DETROIT (AP) — Shares of General Motors Co. slipped Monday even as an analyst told investors that the company's initial moves to double its credit line made sense.
Citi Investment Research analyst Itay Michaeli wrote in a note to investors that raising the $5 billion credit facility and extending its maturity will boost GM's already strong balance sheet. The company may be preparing to spend some of its $33 billion in cash and operate with a lower balance, Michaeli wrote.
GM is in the process of restructuring its money-losing European operations, but its cash flow generation should be enough to support that, Michaeli told investors on Monday. So raising the credit line could be a move to cut costs by reducing the company's obligation to its hourly workers' pension plan, or it could buy back shares to help boost the stock price, he wrote.
"A decision to run lower cash balances would likely be one of deployment," Michaeli wrote.
The Wall Street Journal on Friday reported that GM was in preliminary talks with banks to possibly double the size of its credit line. The company's current credit facility is about half that of rival Ford Motor Co.
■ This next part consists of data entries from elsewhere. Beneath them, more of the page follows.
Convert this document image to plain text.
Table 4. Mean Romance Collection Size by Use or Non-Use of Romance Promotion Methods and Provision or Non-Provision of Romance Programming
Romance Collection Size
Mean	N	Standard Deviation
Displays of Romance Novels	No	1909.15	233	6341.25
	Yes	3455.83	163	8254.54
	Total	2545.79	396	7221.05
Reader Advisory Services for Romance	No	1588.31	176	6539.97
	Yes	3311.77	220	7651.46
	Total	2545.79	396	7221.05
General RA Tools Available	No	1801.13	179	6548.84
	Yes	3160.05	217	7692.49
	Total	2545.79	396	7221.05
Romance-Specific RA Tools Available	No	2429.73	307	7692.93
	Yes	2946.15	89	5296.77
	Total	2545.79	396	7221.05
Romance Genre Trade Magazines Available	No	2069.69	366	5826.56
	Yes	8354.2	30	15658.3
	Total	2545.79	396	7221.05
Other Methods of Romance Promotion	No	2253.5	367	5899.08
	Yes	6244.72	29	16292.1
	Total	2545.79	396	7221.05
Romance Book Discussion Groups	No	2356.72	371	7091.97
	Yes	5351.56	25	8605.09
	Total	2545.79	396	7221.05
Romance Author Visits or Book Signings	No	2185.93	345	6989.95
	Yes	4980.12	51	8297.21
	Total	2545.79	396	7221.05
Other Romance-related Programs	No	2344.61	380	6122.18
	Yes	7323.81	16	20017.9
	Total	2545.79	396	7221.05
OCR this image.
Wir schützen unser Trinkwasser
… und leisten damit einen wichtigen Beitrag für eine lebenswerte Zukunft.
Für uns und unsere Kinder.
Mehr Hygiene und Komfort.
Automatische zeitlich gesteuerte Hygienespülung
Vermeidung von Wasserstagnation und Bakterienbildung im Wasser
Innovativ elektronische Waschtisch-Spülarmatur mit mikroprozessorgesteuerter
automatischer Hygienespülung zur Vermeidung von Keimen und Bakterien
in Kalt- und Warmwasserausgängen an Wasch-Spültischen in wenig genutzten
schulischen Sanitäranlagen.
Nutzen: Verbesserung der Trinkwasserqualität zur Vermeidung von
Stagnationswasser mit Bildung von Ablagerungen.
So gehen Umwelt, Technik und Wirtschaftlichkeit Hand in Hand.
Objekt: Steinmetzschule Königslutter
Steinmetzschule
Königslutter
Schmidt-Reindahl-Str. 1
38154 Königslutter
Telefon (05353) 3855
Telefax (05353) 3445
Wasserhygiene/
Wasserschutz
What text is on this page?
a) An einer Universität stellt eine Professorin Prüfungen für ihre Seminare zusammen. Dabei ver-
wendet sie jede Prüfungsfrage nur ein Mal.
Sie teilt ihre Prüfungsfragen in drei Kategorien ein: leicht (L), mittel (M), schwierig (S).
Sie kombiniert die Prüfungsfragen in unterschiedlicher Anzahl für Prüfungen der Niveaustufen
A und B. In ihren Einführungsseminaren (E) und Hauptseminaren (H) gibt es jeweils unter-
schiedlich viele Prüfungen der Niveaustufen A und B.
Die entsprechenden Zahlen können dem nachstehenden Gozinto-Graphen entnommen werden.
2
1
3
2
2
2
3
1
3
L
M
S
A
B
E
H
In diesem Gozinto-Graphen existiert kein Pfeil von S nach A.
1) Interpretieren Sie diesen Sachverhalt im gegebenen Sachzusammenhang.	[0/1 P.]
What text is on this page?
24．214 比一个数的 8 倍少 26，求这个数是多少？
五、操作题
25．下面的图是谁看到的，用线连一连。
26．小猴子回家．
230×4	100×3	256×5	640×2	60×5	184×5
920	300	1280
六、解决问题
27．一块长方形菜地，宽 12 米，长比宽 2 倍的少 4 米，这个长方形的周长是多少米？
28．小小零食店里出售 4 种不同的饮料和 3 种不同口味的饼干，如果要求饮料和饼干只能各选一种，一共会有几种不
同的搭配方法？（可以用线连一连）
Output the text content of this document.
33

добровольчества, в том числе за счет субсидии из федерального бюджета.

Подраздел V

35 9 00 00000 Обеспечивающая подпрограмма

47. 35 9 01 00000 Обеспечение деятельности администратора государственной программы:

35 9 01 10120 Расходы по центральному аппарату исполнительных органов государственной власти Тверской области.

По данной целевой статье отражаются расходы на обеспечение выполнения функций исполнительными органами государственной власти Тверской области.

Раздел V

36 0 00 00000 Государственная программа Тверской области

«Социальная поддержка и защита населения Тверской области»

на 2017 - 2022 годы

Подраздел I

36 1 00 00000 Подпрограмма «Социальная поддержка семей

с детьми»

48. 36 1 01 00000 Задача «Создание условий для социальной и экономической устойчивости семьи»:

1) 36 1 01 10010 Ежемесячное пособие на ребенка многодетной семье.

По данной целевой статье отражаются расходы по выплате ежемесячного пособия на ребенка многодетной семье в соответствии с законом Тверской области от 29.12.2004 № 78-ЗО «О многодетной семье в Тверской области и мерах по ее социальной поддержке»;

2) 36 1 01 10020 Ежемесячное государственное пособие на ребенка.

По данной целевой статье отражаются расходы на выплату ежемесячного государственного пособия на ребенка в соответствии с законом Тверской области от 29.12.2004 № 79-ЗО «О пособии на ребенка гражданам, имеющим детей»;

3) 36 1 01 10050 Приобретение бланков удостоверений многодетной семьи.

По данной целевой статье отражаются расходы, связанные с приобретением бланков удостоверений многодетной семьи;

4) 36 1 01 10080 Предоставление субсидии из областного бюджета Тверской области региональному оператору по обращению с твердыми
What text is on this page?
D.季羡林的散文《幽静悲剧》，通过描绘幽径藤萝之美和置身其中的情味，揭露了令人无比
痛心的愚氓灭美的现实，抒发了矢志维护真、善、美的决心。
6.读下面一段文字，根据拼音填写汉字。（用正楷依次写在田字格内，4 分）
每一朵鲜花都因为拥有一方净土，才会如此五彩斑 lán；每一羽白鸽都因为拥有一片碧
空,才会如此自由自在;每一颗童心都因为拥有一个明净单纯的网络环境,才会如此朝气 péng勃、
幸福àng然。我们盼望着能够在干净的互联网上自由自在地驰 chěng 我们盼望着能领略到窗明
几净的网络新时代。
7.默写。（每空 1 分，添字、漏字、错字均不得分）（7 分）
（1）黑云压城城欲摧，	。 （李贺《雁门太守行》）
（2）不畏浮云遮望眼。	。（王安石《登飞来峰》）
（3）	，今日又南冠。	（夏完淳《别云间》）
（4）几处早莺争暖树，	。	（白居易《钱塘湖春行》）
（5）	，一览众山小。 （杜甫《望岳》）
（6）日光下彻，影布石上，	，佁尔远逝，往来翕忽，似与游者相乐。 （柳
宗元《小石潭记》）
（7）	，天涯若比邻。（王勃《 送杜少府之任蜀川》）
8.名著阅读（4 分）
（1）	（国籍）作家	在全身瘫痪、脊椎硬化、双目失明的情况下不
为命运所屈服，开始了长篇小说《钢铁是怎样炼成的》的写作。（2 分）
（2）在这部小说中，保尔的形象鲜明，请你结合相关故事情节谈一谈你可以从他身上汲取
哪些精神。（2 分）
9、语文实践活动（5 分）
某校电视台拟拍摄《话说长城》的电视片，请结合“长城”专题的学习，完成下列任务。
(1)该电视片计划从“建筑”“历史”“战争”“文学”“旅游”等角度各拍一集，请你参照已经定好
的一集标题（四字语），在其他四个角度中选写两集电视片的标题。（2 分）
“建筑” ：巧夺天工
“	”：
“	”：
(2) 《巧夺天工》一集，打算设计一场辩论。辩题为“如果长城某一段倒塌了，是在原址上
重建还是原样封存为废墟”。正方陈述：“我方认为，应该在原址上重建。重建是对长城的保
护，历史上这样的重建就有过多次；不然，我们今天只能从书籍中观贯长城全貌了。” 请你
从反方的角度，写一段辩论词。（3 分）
GM now pays pensions to a whopping 400,000 blue-collar retirees and their spouses in the U.S. Its hourly pension plan has about $71 billion, $10 billion short of its obligations. Earlier this summer, GM changed the way it makes pension payments to white-collar retirees, shoring up its finances by offering buyouts and shifting liabilities to an insurance company annuity.
The moves were to unload $26 billion in pension liabilities from the Detroit automaker's books, and experts said the changes are likely the start of a trend as companies with defined benefit pension plans try to cut risk and administrative costs.
GM spokesman Jim Cain wouldn't comment Monday on the credit line reports.
On Friday, Fitch Ratings agency upgraded GM's credit rating from BB to BB+, one notch shy of investment grade. An investment grade rating would bring the company lower borrowing costs. Fitch said the upgrade is due to GM's continued positive cash flow, low leverage, strong liquidity, reduced pension obligations and improved product portfolio.
Shares of GM fell 12 cents to $21.06 in morning trading Monday. In the past year they have traded in a range of $18.72 to $27.68, well below the company's initial public offering price of $33 in November 2010. GM returned to the public markets after emerging from a government-funded bankruptcy in 2009.